Rock Treads: The Latest In Wading Boot Traction
Like most anglers, I geek out about a lot of fishy things. I’m very into big streamers. I have a...
Like most anglers, I geek out about a lot of fishy things. I’m very into big streamers. I have a jones for cool poppers. I love vintage fly reels. I also freak out about wading boot studs and spikes. It’s weird, I know, but considering I’m convinced that if a boot doesn’t have some form of studs, it’s not worthy of wetting, I have tried every new spike, cleat, and bar on the market. I’ve liked a lot of them; others fell short. Now, it’s not easy to completely reinvent a little metal stud, so when I caught wind of Rock Treads (pictured above), I was intrigued. What I figured was that these might be a happy medium between wading boots and boots you can wear safely in a raft or drift boat. Prior to Rock Treads, Patagonia came closest with their bars. The bars grip well and won’t hurt a boat, but they also don’t let you customize their position on the sole, and they only come on Patagonia boots. Plus, when one of those bars comes out, good luck getting it back in. I’ve had Rock Treads on the water for a few months now, and here’s what this geek learned about them.
What Are Rock Treads?: The idea behind Rock Treads is pretty simple. They’re aluminum disks that come in 3 different sizes. Kits start at $50. They also come with long screws and a drill bit to tap holes in your soles where they did not previously exist. How they work is based on 101 science. Aluminum is softer than rock, so they stick and grip instead of slipping, and their shape covers a lot more surface area than traditional studs. On the company’s website, you can find instructions for an easy at-home method of figuring out exactly where to place the disks based on your own feet—ie., if you’re flat-footed, have high arches, etc.
What I Liked: I’m an overly-cautious wader, and even after figuring out where I needed the treads, I added more than necessary. So, although both boots were pretty loaded up, I noticed right away that my feet weren’t heavy. Aluminum is light stuff, so I had nice surface coverage without feeling like there were bricks on my feet. Because Rock Treads are flat, they are also a lot more comfortable to walk on all day than star cleats, particularly out of the water. As for grip, they certainly do that. I waded some slick stuff this winter, doing my best to twist and slide my feet out of position. These things hold fast, so I give them an A for traction. I also think these are a great option for drift boats and rafts. Obviously they’re not going to pop or gouge anything, but if you know you’re going to be hopping out to wade, or even possibly hoping out to shoot a grip-and-grin, it’s nice to know you’ll stick to the bottom.

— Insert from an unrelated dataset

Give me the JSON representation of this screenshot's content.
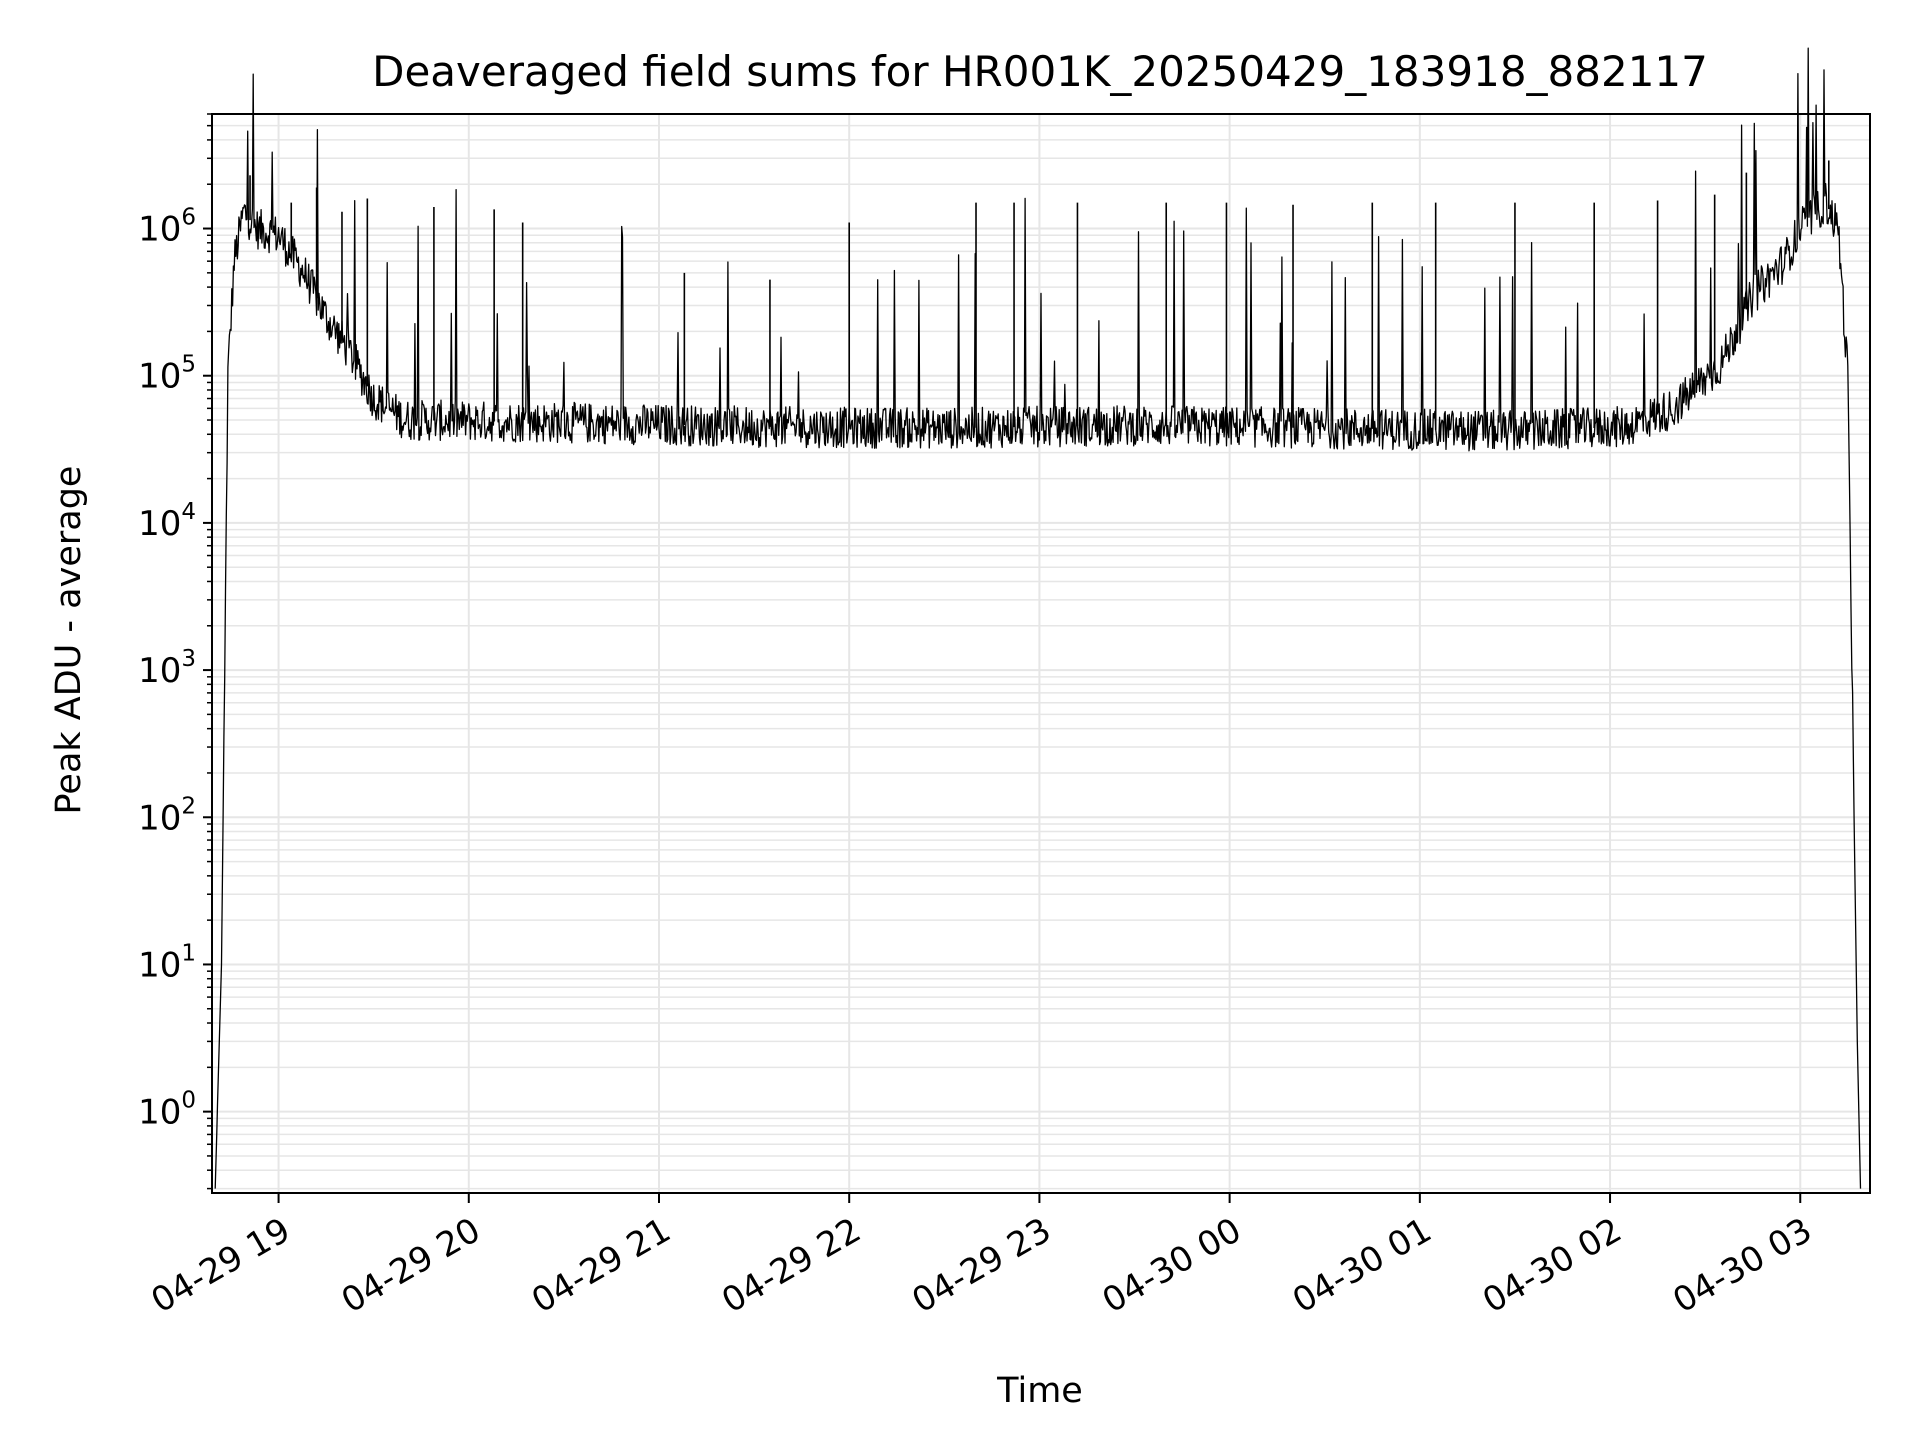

What I Didn’t Like: Aluminum may be softer than rock, but it ain’t softer than ice. For the record, Rock Treads does not recommend using these on ice—so I’m not talking about ice fishing here. However, sometimes you need to follow an icy trail, or navigate an icy bank to reach the river. I had to do both a few times this winter, and, well, I was using bushes and tree branches as back-up. Although it took three trips, I did end up losing 2 treads. While I think star cleats grip very well, this has always been my issue with them; they grip so well that you twist them right out of your boots. I’ve literally lost half my star cleats in one outing, so Rock Treads are way ahead of the game. I also realize losing a couple may have been a product of reusing holes that previously held studs. This is not a detrimental finding, just an observation.